Sophus Jensen

Personal information
- Full name: Sophus Christian Jensen
- Born: July 27, 1889 Chicago, Illinois, United States
- Died: July 25, 1945 (aged 55) Chicago, Illinois, United States
- Height: 180 cm (5 ft 11 in)

Sport
- Sport: Water polo
- Club: Illinois Athletic Club (IAC)
- Coached by: Bill Bachrach IAC Otto Wahle (Olympics)

= Sophus Jensen =

American water polo player (1889–1945)

Sophus Christian Jensen (July 27, 1889 - July 25, 1945) was an American water polo player. He competed in the men's tournament at the 1920 Summer Olympics.

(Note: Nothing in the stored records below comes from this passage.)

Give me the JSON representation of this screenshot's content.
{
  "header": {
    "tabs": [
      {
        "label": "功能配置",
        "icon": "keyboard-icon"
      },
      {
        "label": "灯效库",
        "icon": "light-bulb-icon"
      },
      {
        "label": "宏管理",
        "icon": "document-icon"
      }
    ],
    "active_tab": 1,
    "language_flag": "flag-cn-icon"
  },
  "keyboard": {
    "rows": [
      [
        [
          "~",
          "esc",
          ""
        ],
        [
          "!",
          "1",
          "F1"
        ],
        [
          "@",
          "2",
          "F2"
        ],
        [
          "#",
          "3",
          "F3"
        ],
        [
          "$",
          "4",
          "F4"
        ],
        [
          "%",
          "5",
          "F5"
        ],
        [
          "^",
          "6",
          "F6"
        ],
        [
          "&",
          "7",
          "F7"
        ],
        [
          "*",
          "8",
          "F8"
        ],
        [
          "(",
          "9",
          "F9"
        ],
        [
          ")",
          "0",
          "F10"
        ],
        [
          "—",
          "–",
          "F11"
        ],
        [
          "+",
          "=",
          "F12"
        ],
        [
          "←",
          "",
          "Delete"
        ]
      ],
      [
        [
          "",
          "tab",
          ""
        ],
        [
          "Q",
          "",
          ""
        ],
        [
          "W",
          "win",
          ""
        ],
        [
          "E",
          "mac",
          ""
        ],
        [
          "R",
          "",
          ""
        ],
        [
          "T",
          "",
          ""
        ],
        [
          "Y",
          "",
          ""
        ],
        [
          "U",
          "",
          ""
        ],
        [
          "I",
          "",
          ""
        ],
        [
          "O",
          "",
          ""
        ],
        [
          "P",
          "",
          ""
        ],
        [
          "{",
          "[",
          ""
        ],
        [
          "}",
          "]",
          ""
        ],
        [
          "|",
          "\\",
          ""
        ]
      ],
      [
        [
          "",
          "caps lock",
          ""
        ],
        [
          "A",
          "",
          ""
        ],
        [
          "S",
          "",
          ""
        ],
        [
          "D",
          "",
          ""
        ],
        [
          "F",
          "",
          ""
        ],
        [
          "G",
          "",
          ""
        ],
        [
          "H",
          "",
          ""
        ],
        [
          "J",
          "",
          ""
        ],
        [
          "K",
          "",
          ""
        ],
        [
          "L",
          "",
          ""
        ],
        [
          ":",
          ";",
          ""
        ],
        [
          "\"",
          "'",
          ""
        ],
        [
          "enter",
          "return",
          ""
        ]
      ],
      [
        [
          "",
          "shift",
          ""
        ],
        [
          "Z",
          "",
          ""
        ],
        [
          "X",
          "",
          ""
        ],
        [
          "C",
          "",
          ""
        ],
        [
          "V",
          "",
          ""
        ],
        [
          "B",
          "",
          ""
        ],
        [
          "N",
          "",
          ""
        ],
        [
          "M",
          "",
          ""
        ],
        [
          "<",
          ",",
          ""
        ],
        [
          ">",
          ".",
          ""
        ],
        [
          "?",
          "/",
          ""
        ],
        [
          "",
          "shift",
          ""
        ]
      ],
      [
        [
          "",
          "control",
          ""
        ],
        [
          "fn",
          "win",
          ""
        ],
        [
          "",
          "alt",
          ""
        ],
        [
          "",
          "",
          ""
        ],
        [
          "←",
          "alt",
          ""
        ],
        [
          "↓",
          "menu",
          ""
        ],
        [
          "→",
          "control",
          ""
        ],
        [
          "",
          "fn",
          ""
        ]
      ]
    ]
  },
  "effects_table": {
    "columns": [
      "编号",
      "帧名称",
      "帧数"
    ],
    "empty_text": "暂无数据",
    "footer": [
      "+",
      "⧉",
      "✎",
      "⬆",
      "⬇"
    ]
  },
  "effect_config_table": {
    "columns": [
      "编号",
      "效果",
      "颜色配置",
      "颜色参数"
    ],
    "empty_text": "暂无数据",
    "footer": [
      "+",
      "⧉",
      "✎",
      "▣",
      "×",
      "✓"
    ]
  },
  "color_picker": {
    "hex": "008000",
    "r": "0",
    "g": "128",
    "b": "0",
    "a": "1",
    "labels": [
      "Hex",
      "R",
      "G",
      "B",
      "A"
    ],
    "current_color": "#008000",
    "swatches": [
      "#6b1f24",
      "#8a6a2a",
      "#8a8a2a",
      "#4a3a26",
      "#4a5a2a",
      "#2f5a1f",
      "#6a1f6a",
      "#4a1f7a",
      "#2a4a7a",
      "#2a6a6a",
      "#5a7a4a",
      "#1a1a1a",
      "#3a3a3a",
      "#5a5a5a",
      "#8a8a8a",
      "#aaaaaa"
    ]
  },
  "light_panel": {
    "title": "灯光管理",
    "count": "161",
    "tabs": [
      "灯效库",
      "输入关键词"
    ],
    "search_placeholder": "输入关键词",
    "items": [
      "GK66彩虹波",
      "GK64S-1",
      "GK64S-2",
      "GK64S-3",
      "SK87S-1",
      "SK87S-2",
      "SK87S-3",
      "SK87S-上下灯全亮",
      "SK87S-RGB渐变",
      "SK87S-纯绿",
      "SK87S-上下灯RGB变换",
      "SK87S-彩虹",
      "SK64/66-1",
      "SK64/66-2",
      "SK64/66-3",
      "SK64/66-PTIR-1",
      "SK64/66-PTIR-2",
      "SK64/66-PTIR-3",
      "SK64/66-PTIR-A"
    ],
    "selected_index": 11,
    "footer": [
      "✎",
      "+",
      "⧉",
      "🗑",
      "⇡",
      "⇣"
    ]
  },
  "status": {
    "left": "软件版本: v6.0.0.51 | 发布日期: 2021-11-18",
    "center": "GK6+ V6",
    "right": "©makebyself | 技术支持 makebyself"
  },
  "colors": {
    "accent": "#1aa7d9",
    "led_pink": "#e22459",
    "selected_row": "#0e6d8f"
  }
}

By 1907, Jensen played water polo and swam representing the Illinois Athletic Club where he was coached by Bill Bachrach, and was known to play right forward in a few early water polo matches. From 1914-1917, the Illinois Athletic Club's water polo team won the American national championships in four straight years under Bill Bachrach's coaching. Jensen also swam distance events, finishing fifth in the ten mile Mississippi River Marathon in St. Louis, Missouri held on September 2, 1907 and occasionally competed in breaststroke.

==1920 Antwerp Olympics==
Jensen was part of the American water polo team in the 1920 Antwerp Olympics which finished fourth in the Olympic Men's water polo tournament. Jensen's role was recorded as a goalkeeper in the 1920 Olympics. The US water polo team was coached by Austrian-born American swimmer Otto Wahle, a 1900 and 1904 Olympic medalist and Water Polo Hall of Fame inductee. Great Britain, and the hometown team from Belgium were early favorites to medal in the tournament. The American team defeated Greece in the first Water Polo Match of the Quarterfinals 7-0, on August 24, but lost to Great Britain in the Semi-finals 7-2, eliminating them from the final round. The U.S. team later defeated Belgium 7-2 in a consolation round to determine the 2nd to 5th place finishers. Great Britain took the gold medal, Belgium took the silver, and Sweden took the bronze.

===Careers===
In 1940, Jensen worked for the Works Project Administration. He worked directing athletics at a club operated by the city of Chicago in 1917.

He died July 25, 1945 in Chicago, Illinois.